Without any say in the matter, Davy is thrown into a special class for HTS carriers. She has no doubt the predictions are right about them, especially Sean, who already bears the “H” tattoo as proof of his violence. Yet when the world turns on the carriers, Sean is the only one she can trust. Maybe he’s not as dangerous as he seems. Or maybe Davy is just as deadly.

Review:
We meet Davina (Davy) Hamilton in March 2021, when she is about to graduate from her prestigious prep school and proceed on to Juilliard. Davy is a special snowflake musical prodigy who is also gorgeous, with a studly boyfriend many other girls covet. She’s also not shy about congratulating herself for these things.

Her privileged existence comes to an end when routine screening reveals that she carries the gene for HTS—Homicidal Tendency Syndrome. She is promptly uninvited from her swanky school and sent to a class for “carriers” at the local public school, where some of the kids are obviously creeps but others seem as normal and harmless as Davy insists she is. Carriers are treated poorly by society, and when an angry group of them perpetrates a mass shooting, all carriers are rounded up and sent to detention camps. Davy and a couple of classmates, however, are diverted into a program where they train to kill on government command.

While there were a few things I liked about Uninvited, I must admit that it was not especially good. Original-flavor Davy is not a sympathetic character, but she does eventually realize that she used to be a pretty crappy person and that her friends and boyfriend never truly cared about her. I also found the repeated references to music in her head puzzling—as a musician myself, it’s true that I usually have a song (or at least unformed noodling) in my head, but I thought this was normal for everyone, and not a sign of genius as we are evidently supposed to believe here.

Too, the writing is sometimes weirdly choppy, and I’m not sure what the point of that was. Is it simply bad writing or is it an attempt to convey how grim the situation is? If that’s the case, why use it during a scene where Davy’s boyfriend seems to accept her, kill gene and all?

I need this. So much. His arms. His love.
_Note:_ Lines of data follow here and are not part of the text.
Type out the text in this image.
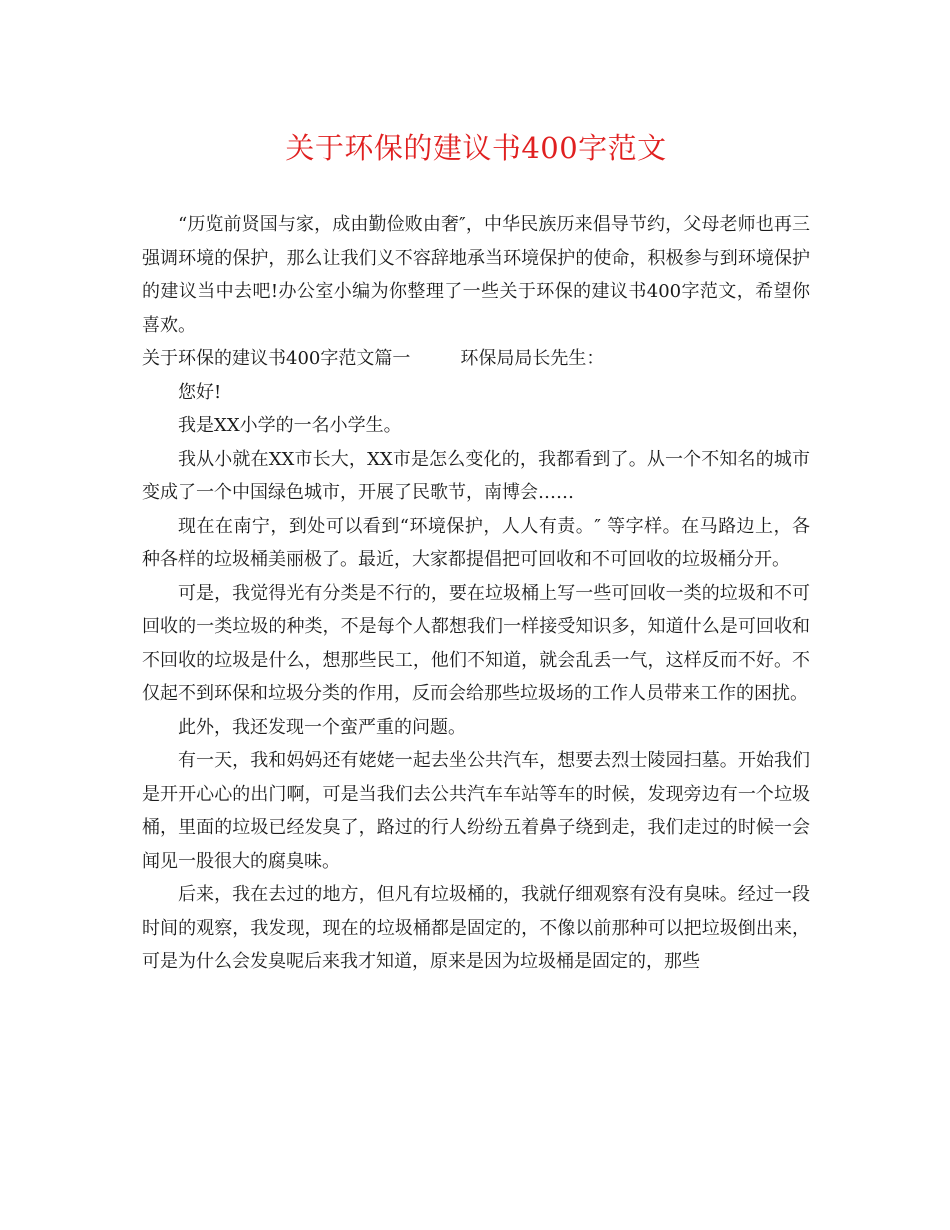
关于环保的建议书400字范文

“历览前贤国与家，成由勤俭败由奢″，中华民族历来倡导节约，父母老师也再三强调环境的保护，那么让我们义不容辞地承当环境保护的使命，积极参与到环境保护的建议当中去吧!办公室小编为你整理了一些关于环保的建议书400字范文，希望你喜欢。

关于环保的建议书400字范文篇一	环保局局长先生：

您好!

我是XX小学的一名小学生。

我从小就在XX市长大，XX市是怎么变化的，我都看到了。从一个不知名的城市变成了一个中国绿色城市，开展了民歌节，南博会……

现在在南宁，到处可以看到“环境保护，人人有责。″ 等字样。在马路边上，各种各样的垃圾桶美丽极了。最近，大家都提倡把可回收和不可回收的垃圾桶分开。

可是，我觉得光有分类是不行的，要在垃圾桶上写一些可回收一类的垃圾和不可回收的一类垃圾的种类，不是每个人都想我们一样接受知识多，知道什么是可回收和不回收的垃圾是什么，想那些民工，他们不知道，就会乱丢一气，这样反而不好。不仅起不到环保和垃圾分类的作用，反而会给那些垃圾场的工作人员带来工作的困扰。

此外，我还发现一个蛮严重的问题。

有一天，我和妈妈还有姥姥一起去坐公共汽车，想要去烈士陵园扫墓。开始我们是开开心心的出门啊，可是当我们去公共汽车车站等车的时候，发现旁边有一个垃圾桶，里面的垃圾已经发臭了，路过的行人纷纷五着鼻子绕到走，我们走过的时候一会闻见一股很大的腐臭味。

后来，我在去过的地方，但凡有垃圾桶的，我就仔细观察有没有臭味。经过一段时间的观察，我发现，现在的垃圾桶都是固定的，不像以前那种可以把垃圾倒出来，可是为什么会发臭呢后来我才知道，原来是因为垃圾桶是固定的，那些
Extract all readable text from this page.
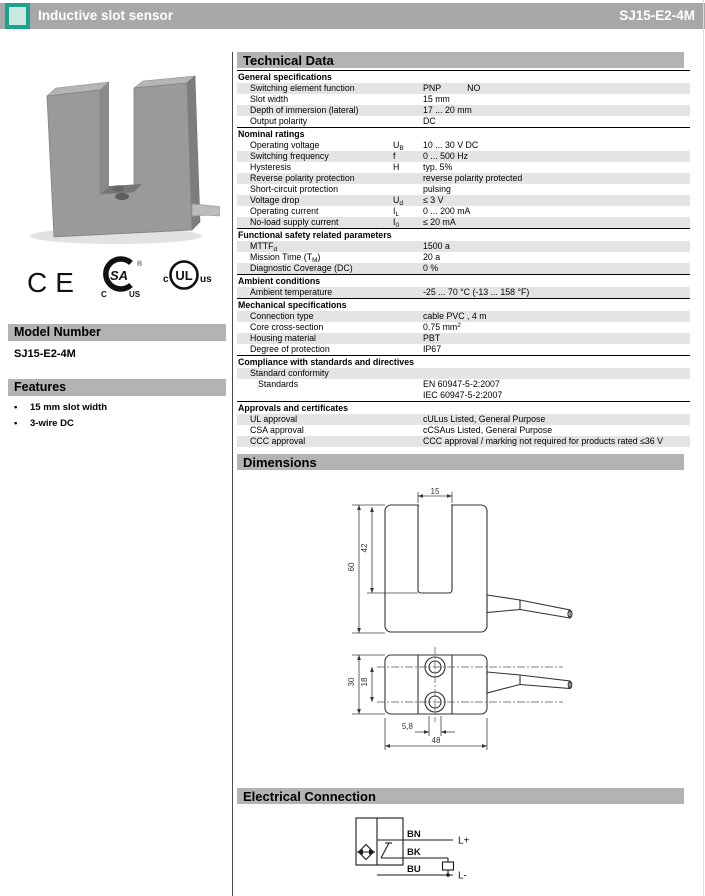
Inductive slot sensor	SJ15-E2-4M
CE SA
®
C	US
UL
c	us
Model Number
SJ15-E2-4M
Features
• 15 mm slot width
• 3-wire DC
Technical Data
General specifications
Switching element function	PNP	NO
Slot width	15 mm
Depth of immersion (lateral)	17 ... 20 mm
Output polarity	DC
Nominal ratings
Operating voltage	$U_B$	10 ... 30 V DC
Switching frequency	f	0 ... 500 Hz
Hysteresis	H	typ. 5%
Reverse polarity protection	reverse polarity protected
Short-circuit protection	pulsing
Voltage drop	$U_d$	≤ 3 V
Operating current	$I_L$	0 ... 200 mA
No-load supply current	$I_0$	≤ 20 mA
Functional safety related parameters
$MTTF_d$	1500 a
Mission Time $(T_M)$	20 a
Diagnostic Coverage (DC)	0 %
Ambient conditions
Ambient temperature	-25 ... 70 °C (-13 ... 158 °F)
Mechanical specifications
Connection type	cable PVC , 4 m
Core cross-section	0.75 $mm^2$
Housing material	PBT
Degree of protection	IP67
Compliance with standards and directives
Standard conformity
Standards	EN 60947-5-2:2007
IEC 60947-5-2:2007
Approvals and certificates
UL approval	cULus Listed, General Purpose
CSA approval	cCSAus Listed, General Purpose
CCC approval	CCC approval / marking not required for products rated ≤36 V
Dimensions
15
60
42
30 18
5,8
48
Electrical Connection
BN
BK
BU
L+
L-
That’s just one example. I confess that I eventually started internally reading these in a flat robot voice to amuse myself. Jordan sometimes seems to mix up musical terms, too, like when Davy refers to the “pitch” of an aria, or that her body sways to the “harmony.” Plus, there were two instances of “y’all” being spelled “ya’ll.” Can you become an editor without understanding how contractions are formed? Apparently, at Harper Teen you can!

So, irritating main character, bizarre writing style… what is there to like? Well, the concept itself is kind of interesting, and because I didn’t particularly care about anyone, their misfortunes didn’t cause me any anxiety. The portion of the novel set in the training program is the strongest, with Davy becoming determined not only to become strong in her own right, but buying into the claim that if she does well enough, the government will have the neck tattoo proclaiming her as a violent carrier removed.

In the end, I find myself interested enough to read the sequel, Unleashed, though I am very grateful that this series is not a trilogy.